Sarah Dallas: Mineralized Tissue Research

Sarah Dallas is a Professor in the UMKC School of Dentistry Department of Oral Biology and a member of the Center of Excellence in Dental and Musculoskeletal Tissues at UMKC. Dallas performs research in bone cell biology, with a particular interest in bone extracellular matrix proteins and their assembly, cell and matrix dynamics in bone and the mechanisms regulating the transition from osteoblast to osteocyte. Dallas directs the Microscopy Core and Histology Core Facility for the Mineralized Tissue Research Program, and is the principal investigator for a $500,000 National Institutes of Health grant that funded the purchase of a Leica TCS SP5 Laser Scanning Confocal Microscope System for the program. The system provides 3-D live cell imaging of sub-cellular structures that can be resolved down to 0.1 micrometers, approximately 1/1000th the width of a human hair.

Peter Koulen: Vision

Peter Koulen is the Professor and Felix and Carmen Sabates Missouri Endowed Chair in Vision Research at the University of Missouri–Kansas City, and is the Director of Basic Research at the Vision Research Center, a collaboration of several UMKC schools and Kansas City medical centers working to better diagnose, prevent and treat eye disease and vision disorders through translational research. His research aims for new therapies for protecting the retina and optic nerve in chronic degenerative eye disease. This degeneration is one of the leading causes of loss of quality of life and productivity in the U.S. and worldwide. The research goal is to develop drug therapies that will be both preventative and therapeutic, complementing existing treatments.
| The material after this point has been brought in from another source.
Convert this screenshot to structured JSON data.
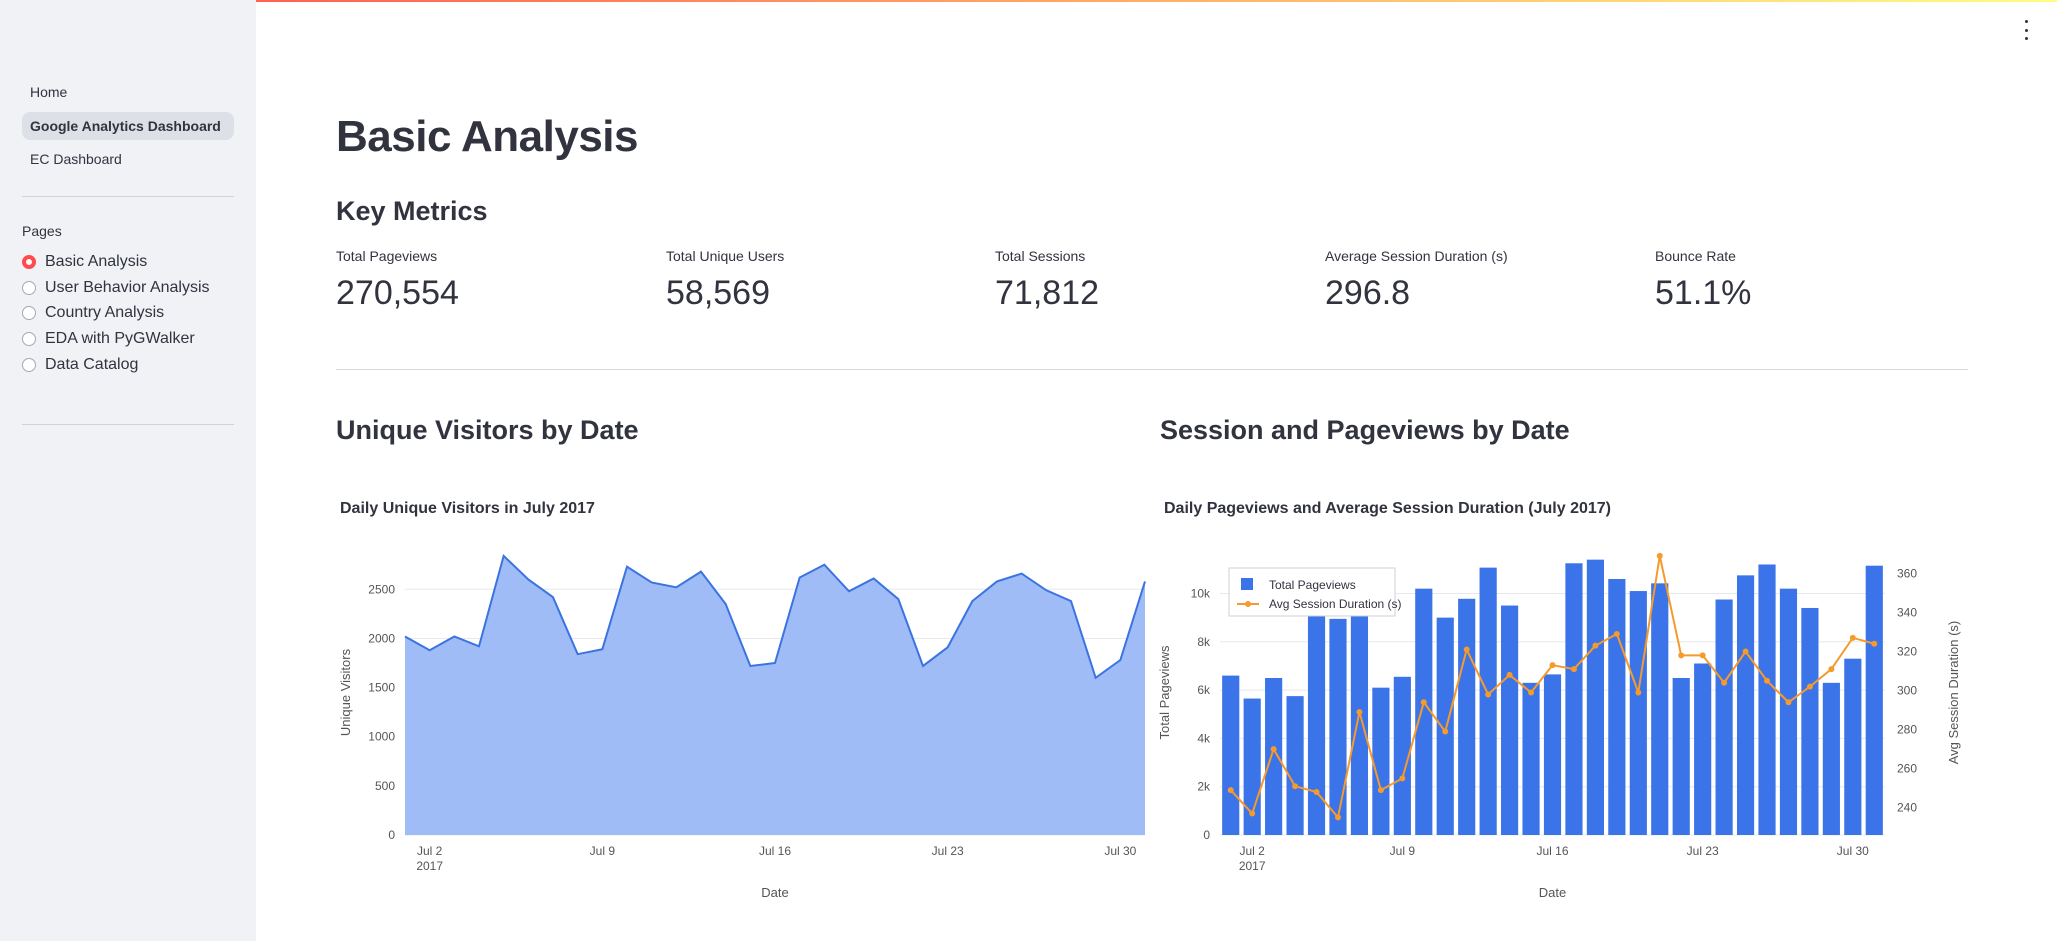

John Spertus: Heart Disease and Patient Outcomes

John Spertus is the Lauer/Missouri Endowed Chair and Professor of Medicine at UMKC and the Medical Director of Outcomes Research at Saint Luke’s Mid America Heart Institute. Spertus, collaborating with other UMKC researchers, Washington University, Harvard University, the University of Kansas Medical Center and the University of Colorado, discovered that Americans might be spending hundreds of millions of dollars more than necessary on drug-coated stents that provided no more medical benefit than less expensive metal stents that keep narrowed heart arteries open after angioplasty. Spertus’ outcomes research has led to the creation of Health Outcomes Sciences, an Overland Park-based biotechnology startup that could become a large regional employer to further develop Kansas City’s life sciences economy. Spertus’ research focuses on methods for assessing patients’ health outcomes, measuring health care quality and the use of information technology to guide medical decision-making so that treatment can be safer, more cost-effective, evidence-based and patient-centered. He developed the Seattle Angina Questionnaire and the Kansas City Cardiomyopathy Questionnaire, both of which have been translated into more than 50 languages and are recognized as the gold standards for measuring patients’ symptoms, function and quality of life in coronary artery disease and heart failure.
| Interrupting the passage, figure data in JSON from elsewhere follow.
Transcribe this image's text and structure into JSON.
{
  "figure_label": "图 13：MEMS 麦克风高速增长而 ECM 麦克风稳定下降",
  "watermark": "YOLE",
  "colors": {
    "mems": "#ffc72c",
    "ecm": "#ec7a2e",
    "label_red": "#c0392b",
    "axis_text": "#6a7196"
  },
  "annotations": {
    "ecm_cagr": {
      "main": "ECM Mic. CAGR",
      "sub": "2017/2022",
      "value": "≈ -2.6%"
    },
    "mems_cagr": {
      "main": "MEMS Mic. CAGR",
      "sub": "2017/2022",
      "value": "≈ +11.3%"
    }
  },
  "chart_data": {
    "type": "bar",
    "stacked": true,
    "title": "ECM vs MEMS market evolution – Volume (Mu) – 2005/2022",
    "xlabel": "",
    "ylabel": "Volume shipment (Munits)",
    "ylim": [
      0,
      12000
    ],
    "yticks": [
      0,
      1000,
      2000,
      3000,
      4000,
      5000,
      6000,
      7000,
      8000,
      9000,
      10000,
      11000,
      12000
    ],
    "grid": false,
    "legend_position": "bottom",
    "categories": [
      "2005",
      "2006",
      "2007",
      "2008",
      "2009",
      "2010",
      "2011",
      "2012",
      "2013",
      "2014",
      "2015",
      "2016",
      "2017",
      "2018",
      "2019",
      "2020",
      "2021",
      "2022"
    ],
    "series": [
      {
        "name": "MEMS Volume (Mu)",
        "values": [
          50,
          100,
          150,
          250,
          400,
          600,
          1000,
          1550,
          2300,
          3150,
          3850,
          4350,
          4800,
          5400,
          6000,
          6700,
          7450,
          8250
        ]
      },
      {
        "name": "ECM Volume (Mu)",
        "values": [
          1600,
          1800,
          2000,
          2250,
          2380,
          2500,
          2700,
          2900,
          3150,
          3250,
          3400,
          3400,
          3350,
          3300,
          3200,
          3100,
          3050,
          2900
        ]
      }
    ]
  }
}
Charles Van Way III: Shock Trauma Research

Charles Van Way is the UMKC School of Medicine Sosland/Missouri Endowed Chair of Trauma Research, Professor of Surgery and Director of the UMKC Shock Trauma Research Center. The Center is engaged in research to develop new treatment strategies to reduce the amount of cell death that occurs following shock. Besides studies in shock, the research programs of the Center include basic studies to understand the molecular events that allow cells of the immune system to “recognize” the presence of microbes and microbial products, and to communicate that information to white blood cells. Van Way’s research centers on hemorrhagic (bleeding-driven) shock, and explore the basic mechanisms of cell injury during hemorrhagic shock and resuscitation, and to identify changes which produce long-term damage. In the past several years, his research team has carried out basic and clinical studies of the genomic response to shock and injury, and has developed several potential therapeutic agents for the treatment of hemorrhagic shock. Currently, his team is exploring the mechanisms by which cells adjust to the low-oxygen environments which characterize septic and hemorrhagic shock.